Fuente Victoria


Discos Flamencos
David Leiva
Flamencolive, 2012
Pablo San Nicasio Ramos


Es, de los de su generación, la punta de lanza de los que compaginan la composición y la pedagogía al más alto nivel.


Es el futuro. Y no es cuestión de querer abarcarlo todo. En los tiempos actuales es imprescindible saber transcribir, enseñar, tocar y componer para guitarra flamenca, todo en uno, si quieres que tu vocación no se vaya por el sumidero de la crisis y la falta de contratos.
Es decir, que el “modelo David Leiva” se impone para los nuevos guitarristas sí o sí.

Se acabó la idea de que los conocimientos íntegros de música no sirven a la hora de vivir de esto y que “chanelar” el flamenco no se conjuga por ahí.

Almeriense de nacimiento y barcelonés de asentamiento, desde su altozano del Liceu David Leiva es perfectamente consciente de lo que se gesta en el intercambio de generaciones flamencas. De ahí que el grueso de su producción esté encaminado a surtir de material a las todavía medio vacías bibliotecas pedagógicas flamencas.

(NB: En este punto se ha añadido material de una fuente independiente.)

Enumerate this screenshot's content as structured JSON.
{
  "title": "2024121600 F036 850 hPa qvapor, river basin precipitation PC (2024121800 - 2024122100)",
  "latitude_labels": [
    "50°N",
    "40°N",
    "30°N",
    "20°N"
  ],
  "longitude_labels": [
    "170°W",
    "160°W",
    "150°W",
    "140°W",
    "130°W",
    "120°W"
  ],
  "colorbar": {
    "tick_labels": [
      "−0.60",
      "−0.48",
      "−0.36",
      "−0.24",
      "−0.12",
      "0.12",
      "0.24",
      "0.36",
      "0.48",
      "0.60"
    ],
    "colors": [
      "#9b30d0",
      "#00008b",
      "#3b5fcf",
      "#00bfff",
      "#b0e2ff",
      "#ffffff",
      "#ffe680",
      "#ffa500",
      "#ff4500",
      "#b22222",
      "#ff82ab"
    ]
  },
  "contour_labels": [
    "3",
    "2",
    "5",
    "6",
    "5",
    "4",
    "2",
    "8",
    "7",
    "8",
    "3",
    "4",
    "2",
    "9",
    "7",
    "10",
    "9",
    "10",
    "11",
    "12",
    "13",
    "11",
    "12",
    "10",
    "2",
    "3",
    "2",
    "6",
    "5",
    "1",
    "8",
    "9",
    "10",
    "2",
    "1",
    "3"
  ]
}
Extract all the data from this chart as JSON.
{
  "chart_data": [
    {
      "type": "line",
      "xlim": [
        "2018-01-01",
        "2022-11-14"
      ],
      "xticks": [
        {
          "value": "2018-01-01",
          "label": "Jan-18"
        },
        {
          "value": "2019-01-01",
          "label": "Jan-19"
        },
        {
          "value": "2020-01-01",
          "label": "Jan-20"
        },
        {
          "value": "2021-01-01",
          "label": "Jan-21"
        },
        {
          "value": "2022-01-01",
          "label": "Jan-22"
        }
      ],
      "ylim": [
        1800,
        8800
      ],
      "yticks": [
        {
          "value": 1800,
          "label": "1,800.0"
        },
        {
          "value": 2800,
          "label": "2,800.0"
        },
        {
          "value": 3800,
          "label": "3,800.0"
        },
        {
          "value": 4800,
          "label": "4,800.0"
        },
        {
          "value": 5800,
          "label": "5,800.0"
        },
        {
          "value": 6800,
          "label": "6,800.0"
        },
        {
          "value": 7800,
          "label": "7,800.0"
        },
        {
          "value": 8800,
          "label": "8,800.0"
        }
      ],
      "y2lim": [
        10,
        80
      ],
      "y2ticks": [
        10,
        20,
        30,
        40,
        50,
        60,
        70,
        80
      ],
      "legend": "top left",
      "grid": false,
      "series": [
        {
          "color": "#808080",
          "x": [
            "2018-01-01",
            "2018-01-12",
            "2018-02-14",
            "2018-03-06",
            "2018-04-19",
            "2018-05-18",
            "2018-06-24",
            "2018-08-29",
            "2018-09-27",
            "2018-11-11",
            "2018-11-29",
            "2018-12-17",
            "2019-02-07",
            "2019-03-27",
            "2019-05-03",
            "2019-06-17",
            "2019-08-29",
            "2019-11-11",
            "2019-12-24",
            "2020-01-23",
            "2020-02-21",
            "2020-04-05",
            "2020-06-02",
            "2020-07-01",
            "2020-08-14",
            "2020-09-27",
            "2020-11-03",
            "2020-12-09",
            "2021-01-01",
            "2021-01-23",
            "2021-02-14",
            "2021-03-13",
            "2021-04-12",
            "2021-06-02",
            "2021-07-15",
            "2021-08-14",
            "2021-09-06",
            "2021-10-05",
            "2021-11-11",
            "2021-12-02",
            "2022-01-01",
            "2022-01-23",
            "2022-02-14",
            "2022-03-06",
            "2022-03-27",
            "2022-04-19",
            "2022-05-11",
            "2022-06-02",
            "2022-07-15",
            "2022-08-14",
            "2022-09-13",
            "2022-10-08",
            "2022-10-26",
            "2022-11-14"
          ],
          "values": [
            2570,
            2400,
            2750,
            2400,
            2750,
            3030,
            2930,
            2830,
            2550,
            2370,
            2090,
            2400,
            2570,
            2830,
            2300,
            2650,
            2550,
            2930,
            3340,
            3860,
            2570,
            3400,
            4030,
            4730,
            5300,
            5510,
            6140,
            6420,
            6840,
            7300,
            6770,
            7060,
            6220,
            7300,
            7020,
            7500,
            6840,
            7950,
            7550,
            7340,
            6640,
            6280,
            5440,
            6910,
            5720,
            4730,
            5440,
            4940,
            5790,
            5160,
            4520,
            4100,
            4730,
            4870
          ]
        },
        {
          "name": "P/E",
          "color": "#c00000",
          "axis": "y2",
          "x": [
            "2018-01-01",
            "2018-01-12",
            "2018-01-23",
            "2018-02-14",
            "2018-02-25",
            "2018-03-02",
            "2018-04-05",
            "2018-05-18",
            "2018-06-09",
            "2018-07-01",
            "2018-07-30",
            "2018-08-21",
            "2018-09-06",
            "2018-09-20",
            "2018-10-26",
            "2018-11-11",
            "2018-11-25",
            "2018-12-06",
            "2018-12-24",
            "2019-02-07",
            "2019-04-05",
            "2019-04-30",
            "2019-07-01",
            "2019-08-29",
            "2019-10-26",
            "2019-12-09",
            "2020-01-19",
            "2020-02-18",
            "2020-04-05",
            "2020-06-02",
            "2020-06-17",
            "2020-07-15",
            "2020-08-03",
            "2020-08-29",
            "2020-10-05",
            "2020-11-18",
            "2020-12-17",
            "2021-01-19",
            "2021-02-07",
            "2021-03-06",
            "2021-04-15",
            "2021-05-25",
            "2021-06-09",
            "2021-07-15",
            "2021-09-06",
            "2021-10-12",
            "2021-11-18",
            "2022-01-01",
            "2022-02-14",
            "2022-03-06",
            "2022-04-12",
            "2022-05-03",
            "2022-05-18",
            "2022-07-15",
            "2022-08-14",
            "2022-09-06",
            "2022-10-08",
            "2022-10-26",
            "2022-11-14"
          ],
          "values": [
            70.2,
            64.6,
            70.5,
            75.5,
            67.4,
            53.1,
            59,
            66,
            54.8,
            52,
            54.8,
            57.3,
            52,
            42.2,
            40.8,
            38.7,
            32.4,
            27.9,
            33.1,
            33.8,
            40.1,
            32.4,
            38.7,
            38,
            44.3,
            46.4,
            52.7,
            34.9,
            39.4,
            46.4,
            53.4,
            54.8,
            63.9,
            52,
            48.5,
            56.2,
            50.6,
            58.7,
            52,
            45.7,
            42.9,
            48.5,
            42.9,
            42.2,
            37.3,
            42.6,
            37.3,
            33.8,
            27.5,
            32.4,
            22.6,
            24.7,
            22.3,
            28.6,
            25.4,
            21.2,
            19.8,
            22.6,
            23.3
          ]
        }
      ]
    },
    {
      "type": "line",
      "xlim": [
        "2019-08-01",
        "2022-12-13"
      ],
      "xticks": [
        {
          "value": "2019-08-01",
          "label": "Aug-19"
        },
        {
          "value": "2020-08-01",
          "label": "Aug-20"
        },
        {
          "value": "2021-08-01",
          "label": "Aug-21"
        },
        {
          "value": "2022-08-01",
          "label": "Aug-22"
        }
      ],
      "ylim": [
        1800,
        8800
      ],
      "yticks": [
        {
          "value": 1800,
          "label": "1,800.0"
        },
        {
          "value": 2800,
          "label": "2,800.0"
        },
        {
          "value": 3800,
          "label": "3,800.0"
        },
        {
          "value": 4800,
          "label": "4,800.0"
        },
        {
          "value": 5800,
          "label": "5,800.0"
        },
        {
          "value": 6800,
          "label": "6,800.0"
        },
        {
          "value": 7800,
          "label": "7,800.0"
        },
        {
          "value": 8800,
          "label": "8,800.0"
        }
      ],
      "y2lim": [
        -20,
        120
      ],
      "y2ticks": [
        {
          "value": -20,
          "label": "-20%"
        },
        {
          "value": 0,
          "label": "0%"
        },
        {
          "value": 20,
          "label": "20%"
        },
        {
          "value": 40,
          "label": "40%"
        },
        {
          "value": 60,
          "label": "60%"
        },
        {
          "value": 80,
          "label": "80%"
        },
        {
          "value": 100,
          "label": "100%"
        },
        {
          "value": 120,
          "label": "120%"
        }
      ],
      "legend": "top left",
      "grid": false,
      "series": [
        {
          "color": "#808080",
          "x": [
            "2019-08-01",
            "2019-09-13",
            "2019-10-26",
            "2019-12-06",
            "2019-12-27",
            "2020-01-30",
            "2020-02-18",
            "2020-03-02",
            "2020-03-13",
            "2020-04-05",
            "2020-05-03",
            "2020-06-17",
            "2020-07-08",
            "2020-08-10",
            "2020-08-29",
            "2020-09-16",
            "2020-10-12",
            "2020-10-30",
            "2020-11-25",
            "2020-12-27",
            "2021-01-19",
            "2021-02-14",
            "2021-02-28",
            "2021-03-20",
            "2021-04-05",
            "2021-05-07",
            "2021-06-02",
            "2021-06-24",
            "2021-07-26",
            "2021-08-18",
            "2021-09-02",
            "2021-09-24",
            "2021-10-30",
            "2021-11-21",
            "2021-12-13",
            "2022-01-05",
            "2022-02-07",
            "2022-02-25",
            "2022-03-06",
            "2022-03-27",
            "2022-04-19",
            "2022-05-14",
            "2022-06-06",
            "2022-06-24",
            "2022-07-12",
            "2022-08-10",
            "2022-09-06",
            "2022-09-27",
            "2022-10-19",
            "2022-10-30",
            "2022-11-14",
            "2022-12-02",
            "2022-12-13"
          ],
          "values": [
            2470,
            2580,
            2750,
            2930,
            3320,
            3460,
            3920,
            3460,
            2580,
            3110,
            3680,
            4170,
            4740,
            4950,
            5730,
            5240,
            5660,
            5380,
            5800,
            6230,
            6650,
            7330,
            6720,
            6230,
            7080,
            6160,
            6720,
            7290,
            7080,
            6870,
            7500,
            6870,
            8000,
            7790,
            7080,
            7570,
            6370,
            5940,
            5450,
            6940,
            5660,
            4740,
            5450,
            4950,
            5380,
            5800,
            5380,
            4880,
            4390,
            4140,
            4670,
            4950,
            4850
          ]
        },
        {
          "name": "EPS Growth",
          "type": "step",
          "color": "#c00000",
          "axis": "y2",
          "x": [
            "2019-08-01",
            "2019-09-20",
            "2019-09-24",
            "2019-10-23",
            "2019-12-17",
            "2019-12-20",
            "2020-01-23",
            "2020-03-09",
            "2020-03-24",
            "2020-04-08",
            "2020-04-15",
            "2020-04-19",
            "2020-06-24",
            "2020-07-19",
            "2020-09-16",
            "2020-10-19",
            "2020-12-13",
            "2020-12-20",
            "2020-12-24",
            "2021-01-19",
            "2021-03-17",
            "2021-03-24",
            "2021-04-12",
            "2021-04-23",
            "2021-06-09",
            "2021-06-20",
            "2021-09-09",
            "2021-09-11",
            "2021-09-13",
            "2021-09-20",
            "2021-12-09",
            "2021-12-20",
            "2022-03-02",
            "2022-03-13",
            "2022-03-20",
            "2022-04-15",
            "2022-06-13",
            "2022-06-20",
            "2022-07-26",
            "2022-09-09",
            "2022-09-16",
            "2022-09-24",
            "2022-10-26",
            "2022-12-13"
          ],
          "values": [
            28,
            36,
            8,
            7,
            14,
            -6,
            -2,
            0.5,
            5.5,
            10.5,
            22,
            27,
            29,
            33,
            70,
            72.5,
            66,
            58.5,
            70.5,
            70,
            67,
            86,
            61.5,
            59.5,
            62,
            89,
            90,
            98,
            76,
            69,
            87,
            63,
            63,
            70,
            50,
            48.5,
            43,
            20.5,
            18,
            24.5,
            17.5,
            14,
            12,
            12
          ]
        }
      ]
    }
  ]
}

Su nombre ya se une por méritos propios a los de los Óscar Herrero, Claude Worms, Alain Faucher, Faustino Núñez, Enrique Vargas y tantos otros que han cogido lápiz y papel desmontando tópicos y haciendo verdaderamente universal y accesible el hermetismo de un arte maravilloso pero a la vez cerril a carta cabal.

Y ahora llega “Fuente Victoria”, su primer álbum en solitario. Editado por el sello donde colabora en sus publicaciones didácticas, “flamencolive” y grabado en su propio estudio barcelonés.

Para cerrar el círculo de este joven guitarrista nos quedaba comprobar su aportación original al repertorio de toques flamencos, algo que queda solventado, aunque suponemos que vendrán más, con el disco que nos ocupa.

Gran variedad creativa en un trabajo donde ningún palo se repite y en el que se llega a nueve piezas de interesante factura y poco floreo colaborador, dando por sentado que era sólo la guitarra la que debía protagonizar su debut.

Pasando revista al puñado de toques nos damos cuenta del sonido limpio y las ideas claras de David en cuanto a estructuración y significado de los toques.

Hay una idea sobrevolando todo que es la melodía. Se quiere decir algo y además se pone en valor el “cómo”. Siempre de la mano de una solvente idea de fraseo en las piezas.
Resaltamos el valor de la rumba y la farruca como piezas más logradas de un disco que, suponemos, contará en breve con la ayuda de la correspondiente partitura para la correcta y fidedigna interpretación de quien lo desee.

“Fuente Victoria” cuenta con las colaboraciones de Ernesto Cuadrado en las percusiones y de Juan Pinilla y Pericón de Cádiz en el cante.

Lo dicho, interesante y variado disco de debut de un grande de la pedagogía y difusión de este proceloso y no siempre agradecido arte de tocar flamenco.